今回1日育児を体験したパパは、「俺は仕事で疲れているんだ」「主婦は楽でいいな」なんてことは、今後何があってもきっと言うことはできないだろうと思います(笑)

まとめ

育児の大変さを身をもって体験することで、パパは本当の意味で育児に参加してくれるようになりました。

筆者としては、パパに1日育児を任せてみるというのは、半ば当てつけのようなつもりだったので、そんなに効果を期待していたわけではなかったのですが、今では本当に「やって良かったな」と感じています。

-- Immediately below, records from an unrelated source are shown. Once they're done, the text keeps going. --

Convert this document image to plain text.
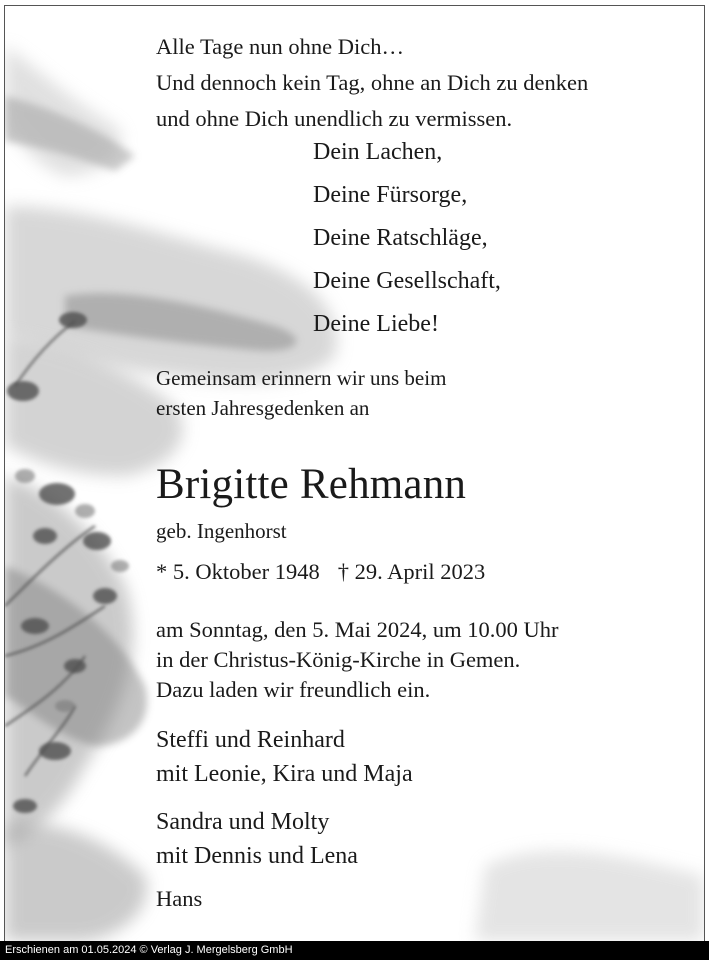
Alle Tage nun ohne Dich…
Und dennoch kein Tag, ohne an Dich zu denken
und ohne Dich unendlich zu vermissen.
Dein Lachen,
Deine Fürsorge,
Deine Ratschläge,
Deine Gesellschaft,
Deine Liebe!
Gemeinsam erinnern wir uns beim
ersten Jahresgedenken an
Brigitte Rehmann
geb. Ingenhorst
* 5. Oktober 1948 † 29. April 2023
am Sonntag, den 5. Mai 2024, um 10.00 Uhr
in der Christus-König-Kirche in Gemen.
Dazu laden wir freundlich ein.
Steffi und Reinhard
mit Leonie, Kira und Maja
Sandra und Molty
mit Dennis und Lena
Hans
Erschienen am 01.05.2024 © Verlag J. Mergelsberg GmbH
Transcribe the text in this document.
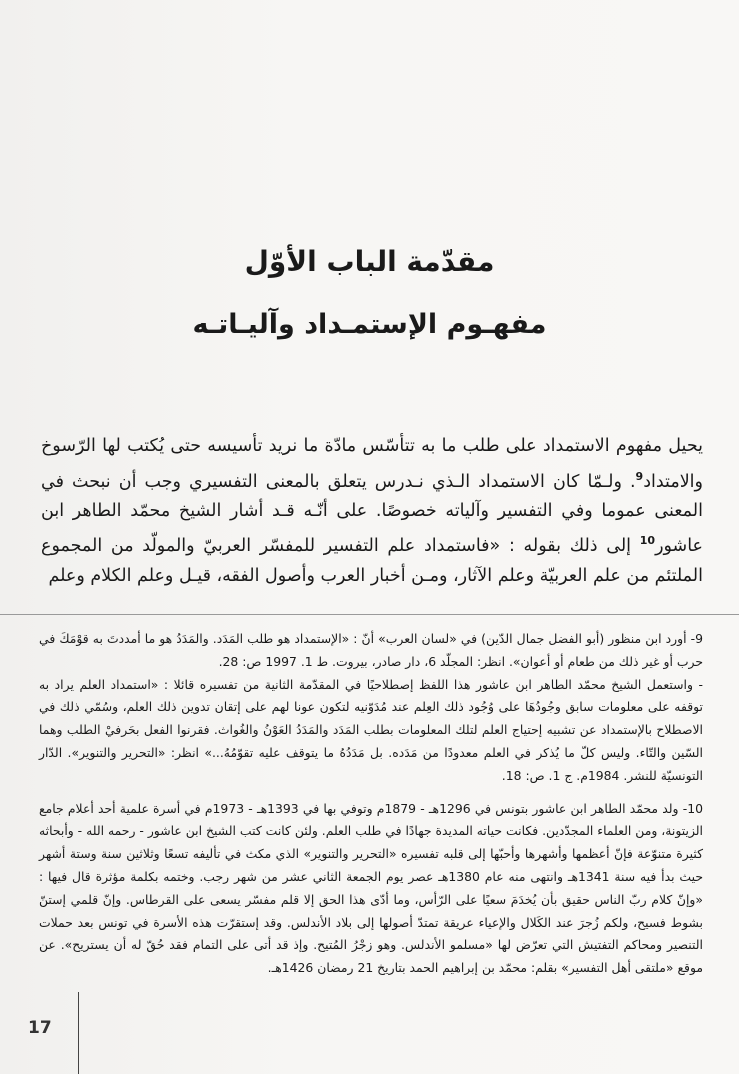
مقدّمة الباب الأوّل
مفهـوم الإستمـداد وآليـاتـه

يحيل مفهوم الاستمداد على طلب ما به تتأسّس مادّة ما نريد تأسيسه حتى يُكتب لها الرّسوخ والامتداد$^9$. ولـمّا كان الاستمداد الـذي نـدرس يتعلق بالمعنى التفسيري وجب أن نبحث في المعنى عموما وفي التفسير وآلياته خصوصًا. على أنّـه قـد أشار الشيخ محمّد الطاهر ابن عاشور$^{10}$ إلى ذلك بقوله : «فاستمداد علم التفسير للمفسّر العربيّ والمولّد من المجموع الملتئم من علم العربيّة وعلم الآثار، ومـن أخبار العرب وأصول الفقه، قيـل وعلم الكلام وعلم

9- أورد ابن منظور (أبو الفضل جمال الدّين) في «لسان العرب» أنّ : «الإستمداد هو طلب المَدَد. والمَدَدُ هو ما أمددتَ به قوْمَكَ في حرب أو غير ذلك من طعام أو أعوان». انظر: المجلّد 6، دار صادر، بيروت. ط 1. 1997 ص: 28.
- واستعمل الشيخ محمّد الطاهر ابن عاشور هذا اللفظ إصطلاحيًا في المقدّمة الثانية من تفسيره قائلا : «استمداد العلم يراد به توقفه على معلومات سابق وجُودُهَا على وُجُود ذلك العِلم عند مُدَوّنيه لتكون عونا لهم على إتقان تدوين ذلك العلم، وسُمّي ذلك في الاصطلاح بالإستمداد عن تشبيه إحتياج العلم لتلك المعلومات بطلب المَدَد والمَدَدُ العَوْنُ والغُواث. فقرنوا الفعل بحَرفيْ الطلب وهما السّين والتّاء. وليس كلّ ما يُذكر في العلم معدودًا من مَدَده. بل مَدَدُهُ ما يتوقف عليه تقوّمُهُ...» انظر: «التحرير والتنوير». الدّار التونسيّة للنشر. 1984م. ج 1. ص: 18.

10- ولد محمّد الطاهر ابن عاشور بتونس في 1296هـ - 1879م وتوفي بها في 1393هـ - 1973م في أسرة علمية أحد أعلام جامع الزيتونة، ومن العلماء المجدّدين. فكانت حياته المديدة جهادًا في طلب العلم. ولئن كانت كتب الشيخ ابن عاشور - رحمه الله - وأبحاثه كثيرة متنوّعة فإنّ أعظمها وأشهرها وأحبّها إلى قلبه تفسيره «التحرير والتنوير» الذي مكث في تأليفه تسعًا وثلاثين سنة وستة أشهر حيث بدأ فيه سنة 1341هـ وانتهى منه عام 1380هـ عصر يوم الجمعة الثاني عشر من شهر رجب. وختمه بكلمة مؤثرة قال فيها : «وإنّ كلام ربّ الناس حقيق بأن يُخدَمَ سعيًا على الرّأس، وما أدّى هذا الحق إلا قلم مفسّر يسعى على القرطاس. وإنّ قلمي إستنّ بشوط فسيح، ولكم زُجرَ عند الكَلال والإعياء عريقة تمتدّ أصولها إلى بلاد الأندلس. وقد إستقرّت هذه الأسرة في تونس بعد حملات التنصير ومحاكم التفتيش التي تعرّض لها «مسلمو الأندلس. وهو زجْرُ المُتيح. وإذ قد أتى على التمام فقد حُقّ له أن يستريح». عن موقع «ملتقى أهل التفسير» بقلم: محمّد بن إبراهيم الحمد بتاريخ 21 رمضان 1426هـ.

17
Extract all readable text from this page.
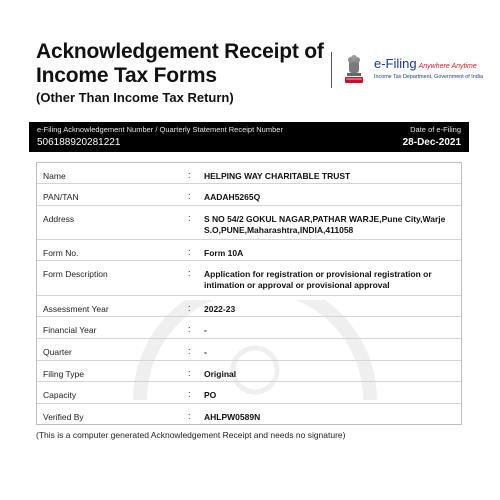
Acknowledgement Receipt of Income Tax Forms
(Other Than Income Tax Return)
e-Filing Anywhere Anytime
Income Tax Department, Government of India
e-Filing Acknowledgement Number / Quarterly Statement Receipt Number
506188920281221
Date of e-Filing
28-Dec-2021
Name	: HELPING WAY CHARITABLE TRUST
PAN/TAN	: AADAH5265Q
Address	: S NO 54/2 GOKUL NAGAR,PATHAR WARJE,Pune City,Warje S.O,PUNE,Maharashtra,INDIA,411058
Form No.	: Form 10A
Form Description	: Application for registration or provisional registration or intimation or approval or provisional approval
Assessment Year	: 2022-23
Financial Year	: -
Quarter	: -
Filing Type	: Original
Capacity	: PO
Verified By	: AHLPW0589N
(This is a computer generated Acknowledgement Receipt and needs no signature)
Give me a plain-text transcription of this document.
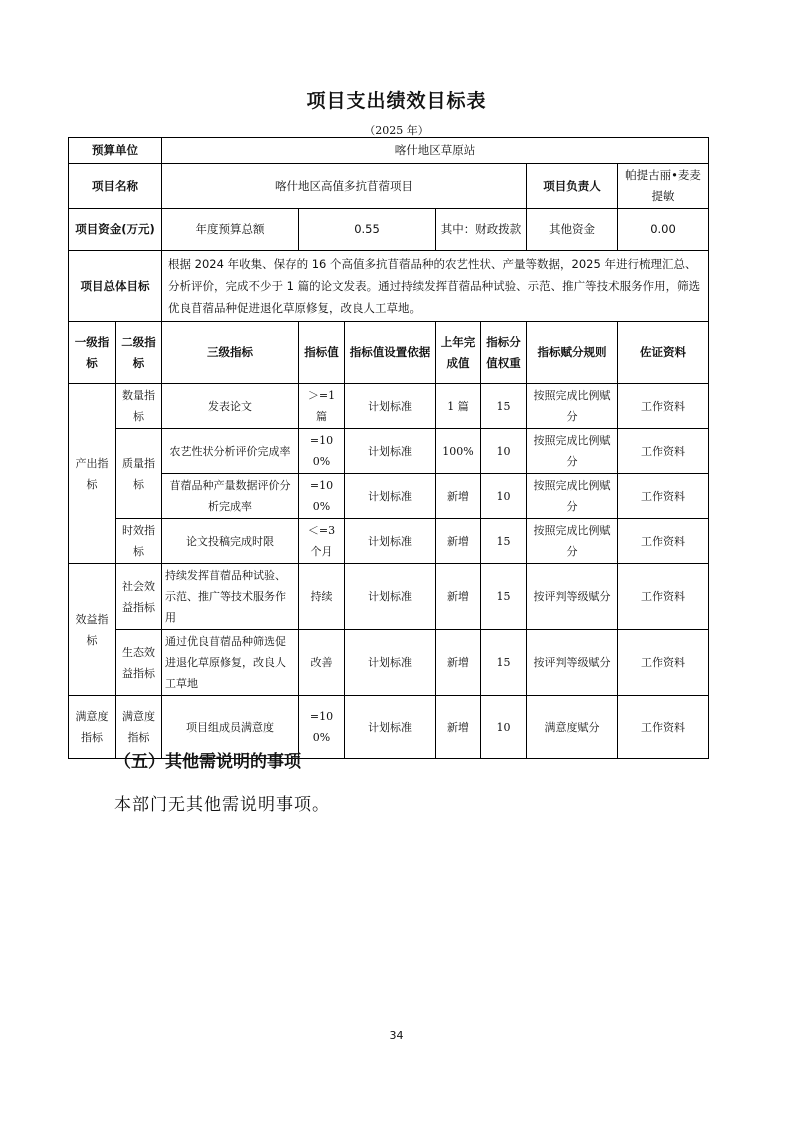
项目支出绩效目标表
（2025 年）
预算单位		喀什地区草原站						
项目名称		喀什地区高值多抗苜蓿项目					项目负责人	帕提古丽•麦麦提敏
项目资金(万元)		年度预算总额	0.55		其中：财政拨款		其他资金	0.00
项目总体目标		根据 2024 年收集、保存的 16 个高值多抗苜蓿品种的农艺性状、产量等数据，2025 年进行梳理汇总、分析评价，完成不少于 1 篇的论文发表。通过持续发挥苜蓿品种试验、示范、推广等技术服务作用，筛选优良苜蓿品种促进退化草原修复，改良人工草地。						
一级指标	二级指标	三级指标	指标值	指标值设置依据	上年完成值	指标分值权重	指标赋分规则	佐证资料
产出指标	数量指标	发表论文	＞=1 篇	计划标准	1 篇	15	按照完成比例赋分	工作资料
	质量指标	农艺性状分析评价完成率	=100%	计划标准	100%	10	按照完成比例赋分	工作资料
		苜蓿品种产量数据评价分析完成率	=100%	计划标准	新增	10	按照完成比例赋分	工作资料
	时效指标	论文投稿完成时限	＜=3 个月	计划标准	新增	15	按照完成比例赋分	工作资料
效益指标	社会效益指标	持续发挥苜蓿品种试验、示范、推广等技术服务作用	持续	计划标准	新增	15	按评判等级赋分	工作资料
	生态效益指标	通过优良苜蓿品种筛选促进退化草原修复，改良人工草地	改善	计划标准	新增	15	按评判等级赋分	工作资料
满意度指标	满意度指标	项目组成员满意度	=100%	计划标准	新增	10	满意度赋分	工作资料
（五）其他需说明的事项
本部门无其他需说明事项。
34
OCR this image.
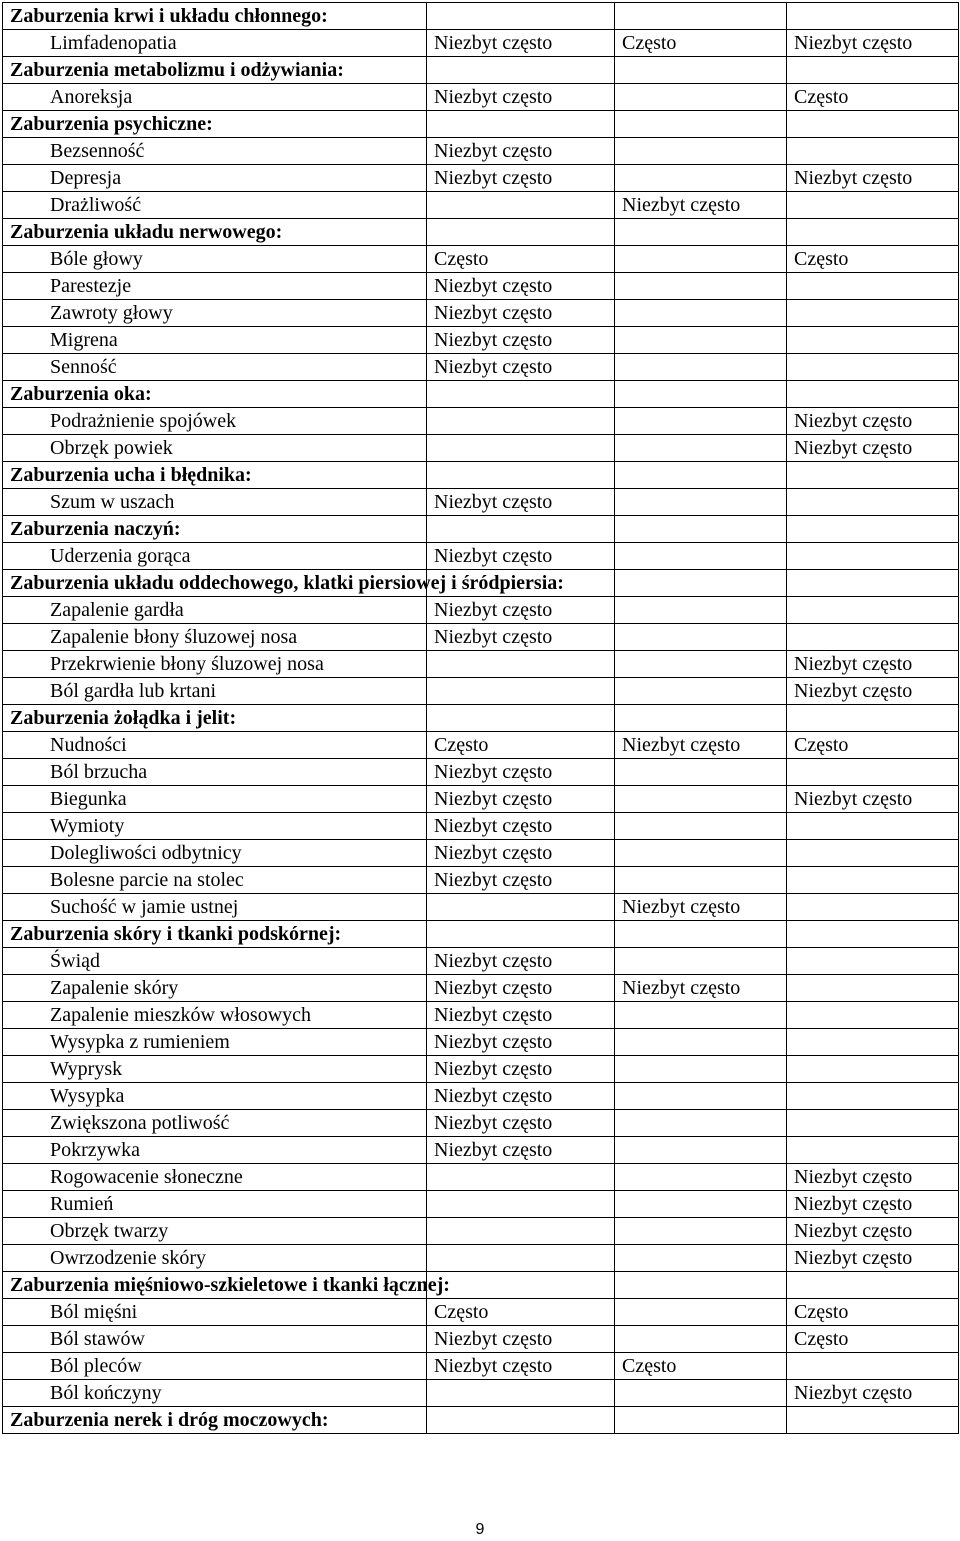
Zaburzenia krwi i układu chłonnego:			
Limfadenopatia	Niezbyt często	Często	Niezbyt często
Zaburzenia metabolizmu i odżywiania:			
Anoreksja	Niezbyt często		Często
Zaburzenia psychiczne:			
Bezsenność	Niezbyt często		
Depresja	Niezbyt często		Niezbyt często
Drażliwość		Niezbyt często	
Zaburzenia układu nerwowego:			
Bóle głowy	Często		Często
Parestezje	Niezbyt często		
Zawroty głowy	Niezbyt często		
Migrena	Niezbyt często		
Senność	Niezbyt często		
Zaburzenia oka:			
Podrażnienie spojówek			Niezbyt często
Obrzęk powiek			Niezbyt często
Zaburzenia ucha i błędnika:			
Szum w uszach	Niezbyt często		
Zaburzenia naczyń:			
Uderzenia gorąca	Niezbyt często		
Zaburzenia układu oddechowego, klatki piersiowej i śródpiersia:			
Zapalenie gardła	Niezbyt często		
Zapalenie błony śluzowej nosa	Niezbyt często		
Przekrwienie błony śluzowej nosa			Niezbyt często
Ból gardła lub krtani			Niezbyt często
Zaburzenia żołądka i jelit:			
Nudności	Często	Niezbyt często	Często
Ból brzucha	Niezbyt często		
Biegunka	Niezbyt często		Niezbyt często
Wymioty	Niezbyt często		
Dolegliwości odbytnicy	Niezbyt często		
Bolesne parcie na stolec	Niezbyt często		
Suchość w jamie ustnej		Niezbyt często	
Zaburzenia skóry i tkanki podskórnej:			
Świąd	Niezbyt często		
Zapalenie skóry	Niezbyt często	Niezbyt często	
Zapalenie mieszków włosowych	Niezbyt często		
Wysypka z rumieniem	Niezbyt często		
Wyprysk	Niezbyt często		
Wysypka	Niezbyt często		
Zwiększona potliwość	Niezbyt często		
Pokrzywka	Niezbyt często		
Rogowacenie słoneczne			Niezbyt często
Rumień			Niezbyt często
Obrzęk twarzy			Niezbyt często
Owrzodzenie skóry			Niezbyt często
Zaburzenia mięśniowo-szkieletowe i tkanki łącznej:			
Ból mięśni	Często		Często
Ból stawów	Niezbyt często		Często
Ból pleców	Niezbyt często	Często	
Ból kończyny			Niezbyt często
Zaburzenia nerek i dróg moczowych:			
9
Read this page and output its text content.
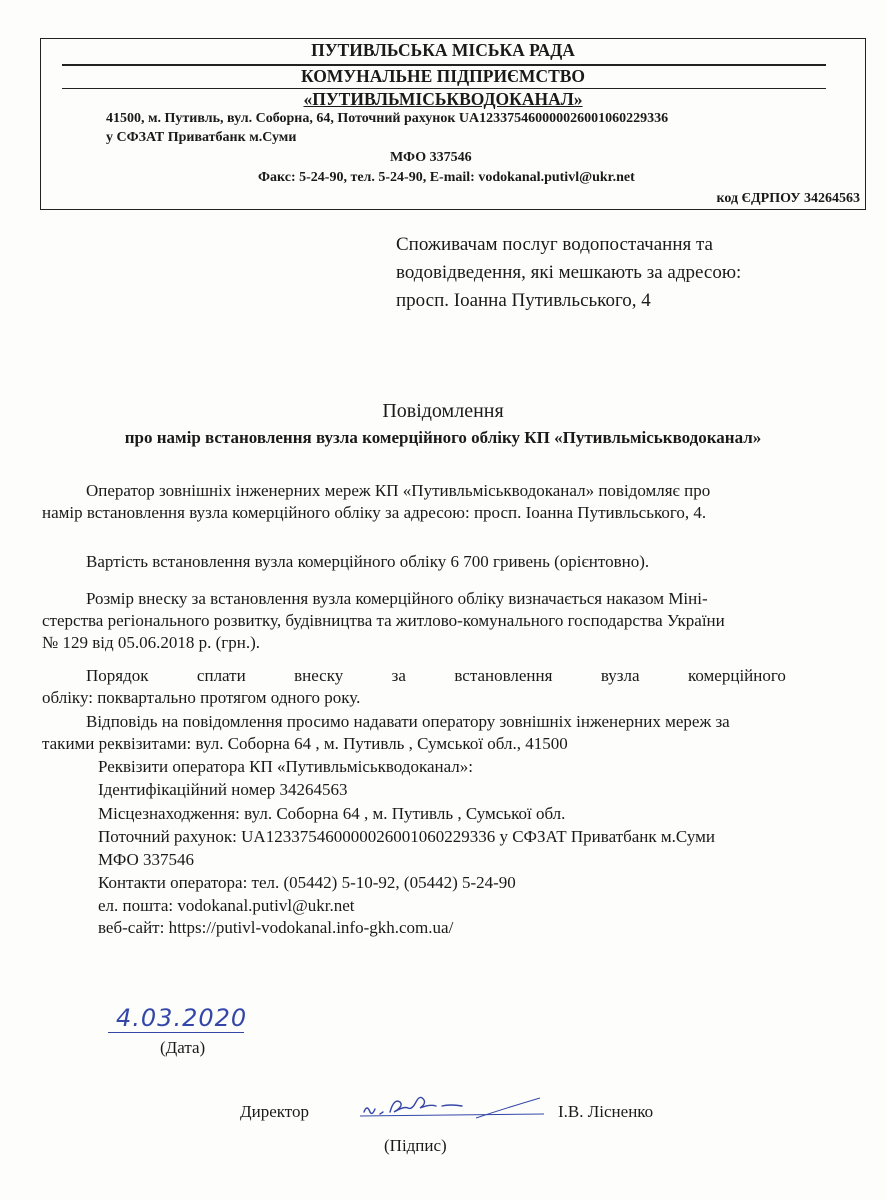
ПУТИВЛЬСЬКА МІСЬКА РАДА
КОМУНАЛЬНЕ ПІДПРИЄМСТВО
«ПУТИВЛЬМІСЬКВОДОКАНАЛ»
41500, м. Путивль, вул. Соборна, 64, Поточний рахунок UA123375460000026001060229336
у СФЗАТ Приватбанк м.Суми
МФО 337546
Факс: 5-24-90, тел. 5-24-90, E-mail: vodokanal.putivl@ukr.net
код ЄДРПОУ 34264563
Споживачам послуг водопостачання та
водовідведення, які мешкають за адресою:
просп. Іоанна Путивльського, 4
Повідомлення
про намір встановлення вузла комерційного обліку КП «Путивльміськводоканал»
Оператор зовнішніх інженерних мереж КП «Путивльміськводоканал» повідомляє про
намір встановлення вузла комерційного обліку за адресою: просп. Іоанна Путивльського, 4.
Вартість встановлення вузла комерційного обліку 6 700 гривень (орієнтовно).
Розмір внеску за встановлення вузла комерційного обліку визначається наказом Міні-
стерства регіонального розвитку, будівництва та житлово-комунального господарства України
№ 129 від 05.06.2018 р. (грн.).
Порядок	сплати	внеску	за	встановлення	вузла	комерційного
обліку: поквартально протягом одного року.
Відповідь на повідомлення просимо надавати оператору зовнішніх інженерних мереж за
такими реквізитами: вул. Соборна 64 , м. Путивль , Сумської обл., 41500
Реквізити оператора КП «Путивльміськводоканал»:
Ідентифікаційний номер 34264563
Місцезнаходження: вул. Соборна 64 , м. Путивль , Сумської обл.
Поточний рахунок: UA123375460000026001060229336 у СФЗАТ Приватбанк м.Суми
МФО 337546
Контакти оператора: тел. (05442) 5-10-92, (05442) 5-24-90
ел. пошта: vodokanal.putivl@ukr.net
веб-сайт: https://putivl-vodokanal.info-gkh.com.ua/
4.03.2020
(Дата)
Директор	І.В. Лісненко
(Підпис)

自分が体験したことのない大変さを、言葉で説明されても、実感がわきにくいと思います。

パパの仕事の大変さは、私には分かりません。

ただ、『給料』という形で目に見える報酬があるため、その見返りに合った“働き”をしているだなあと思うだけです。

“家事”や“育児”は目に見える報酬(見返り)がありません。

したがって、より「分かってもらいにくい」のだと、筆者は感じます。

しかし、“家事”や“育児”はパパに実際に体験してもらうことができます。

パパに育児の大変さを分かってもらい、言われたことだけをやるのではなく自分から行動してもらうためには、思い切ってパパに一度家のことを全部任せてみるのも効果的な方法だと思います。

そうすれば、“家事のやり方”“わが子の育児の流れ”というのを理解しやすいのではないでしょうか。

今後も、パパにはたまに専業主夫になってもらおうと思っています。